Fraccaro Paolo, van der Veer Sabine, Brown Benjamin, Prosperi Mattia, O'Donoghue Donal, Collins Gary S, Buchan Iain, Peek Niels
NIHR Greater Manchester Primary Care Patient Safety Translational Research Centre, Institute of Population Health, The University of Manchester, Manchester, UK.
Health eResearch Centre, Farr Institute for Health Informatics Research, Manchester, UK.
BMC Med. 2016 Jul 12;14:104. doi: 10.1186/s12916-016-0650-2.
Chronic kidney disease (CKD) is a major and increasing constituent of disease burdens worldwide. Early identification of patients at increased risk of developing CKD can guide interventions to slow disease progression, initiate timely referral to appropriate kidney care services, and support targeting of care resources.
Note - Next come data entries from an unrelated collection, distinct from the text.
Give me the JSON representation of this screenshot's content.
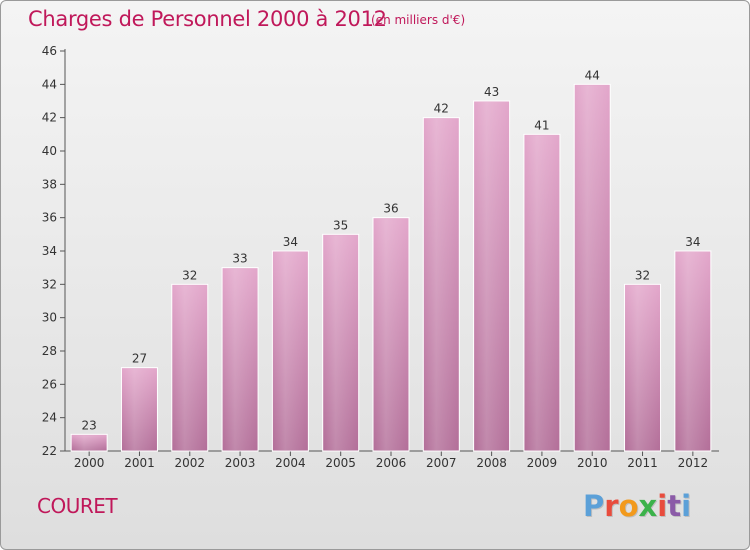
{
  "header": {
    "title": "Charges de Personnel 2000 à 2012",
    "subtitle": "(en milliers d'€)"
  },
  "footer": {
    "commune": "COURET",
    "logo_text": "Proxiti"
  },
  "colors": {
    "title": "#c0185a",
    "bar_top": "#e3a7cb",
    "bar_bottom": "#b36f99",
    "logo": [
      "#5ba0d8",
      "#e84c3d",
      "#f29a1c",
      "#3bb24a",
      "#e84c3d",
      "#8b5ba8",
      "#5ba0d8"
    ]
  },
  "chart_data": {
    "type": "bar",
    "title": "Charges de Personnel 2000 à 2012",
    "subtitle": "(en milliers d'€)",
    "categories": [
      "2000",
      "2001",
      "2002",
      "2003",
      "2004",
      "2005",
      "2006",
      "2007",
      "2008",
      "2009",
      "2010",
      "2011",
      "2012"
    ],
    "values": [
      23,
      27,
      32,
      33,
      34,
      35,
      36,
      42,
      43,
      41,
      44,
      32,
      34
    ],
    "data_labels": [
      "23",
      "27",
      "32",
      "33",
      "34",
      "35",
      "36",
      "42",
      "43",
      "41",
      "44",
      "32",
      "34"
    ],
    "ylim": [
      22,
      46
    ],
    "yticks": [
      "22",
      "24",
      "26",
      "28",
      "30",
      "32",
      "34",
      "36",
      "38",
      "40",
      "42",
      "44",
      "46"
    ],
    "grid": false
  }
}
Risk prediction models can extend laboratory-based CKD screening to earlier stages of disease; however, to date, only a few of them have been externally validated or directly compared outside development populations. Our objective was to validate published CKD prediction models applicable in primary care.
We synthesised two recent systematic reviews of CKD risk prediction models and externally validated selected models for a 5-year horizon of disease onset. We used linked, anonymised, structured (coded) primary and secondary care data from patients resident in Salford (population ~234 k), UK. All adult patients with at least one record in 2009 were followed-up until the end of 2014, death, or CKD onset (n = 178,399). CKD onset was defined as repeated impaired eGFR measures over a period of at least 3 months, or physician diagnosis of CKD Stage 3-5. For each model, we assessed discrimination, calibration, and decision curve analysis.
Seven relevant CKD risk prediction models were identified. Five models also had an associated simplified scoring system. All models discriminated well between patients developing CKD or not, with c-statistics around 0.90. Most of the models were poorly calibrated to our population, substantially over-predicting risk. The two models that did not require recalibration were also the ones that had the best performance in the decision curve analysis.
Included CKD prediction models showed good discriminative ability but over-predicted the actual 5-year CKD risk in English primary care patients. QKidney, the only UK-developed model, outperformed the others. Clinical prediction models should be (re)calibrated for their intended uses.
慢性肾脏病(CKD)是全球疾病负担中一个主要且不断增加的组成部分。早期识别有患CKD风险增加的患者,可指导采取干预措施以减缓疾病进展,及时转诊至合适的肾脏护理服务机构,并支持对护理资源的合理分配。风险预测模型可将基于实验室的CKD筛查扩展至疾病的更早阶段;然而,迄今为止,只有少数模型在外部得到验证或在开发人群之外进行过直接比较。我们的目的是验证适用于初级保健的已发表的CKD预测模型。
我们综合了两项近期关于CKD风险预测模型的系统评价,并对选定模型进行了外部验证,以预测5年的疾病发病情况。我们使用了来自英国索尔福德(人口约23.4万)居民的关联、匿名、结构化(编码)的初级和二级保健数据。所有在2009年至少有一条记录的成年患者均随访至2014年底、死亡或CKD发病(n = 178,399)。CKD发病定义为在至少3个月的时间内多次估算肾小球滤过率(eGFR)测量值受损,或医生诊断为CKD 3 - 5期。对于每个模型,我们评估了区分度、校准度和决策曲线分析。
共识别出7个相关的CKD风险预测模型。5个模型还伴有简化评分系统。所有模型在区分发生CKD的患者和未发生CKD的患者方面表现良好,c统计量约为0.90。大多数模型与我们的研究人群校准度不佳,对风险的预测大幅高估。两个无需重新校准的模型在决策曲线分析中也表现最佳。
纳入的CKD预测模型显示出良好的区分能力,但高估了英国初级保健患者实际的5年CKD风险。英国唯一开发的模型QKidney表现优于其他模型。临床预测模型应针对其预期用途进行(重新)校准。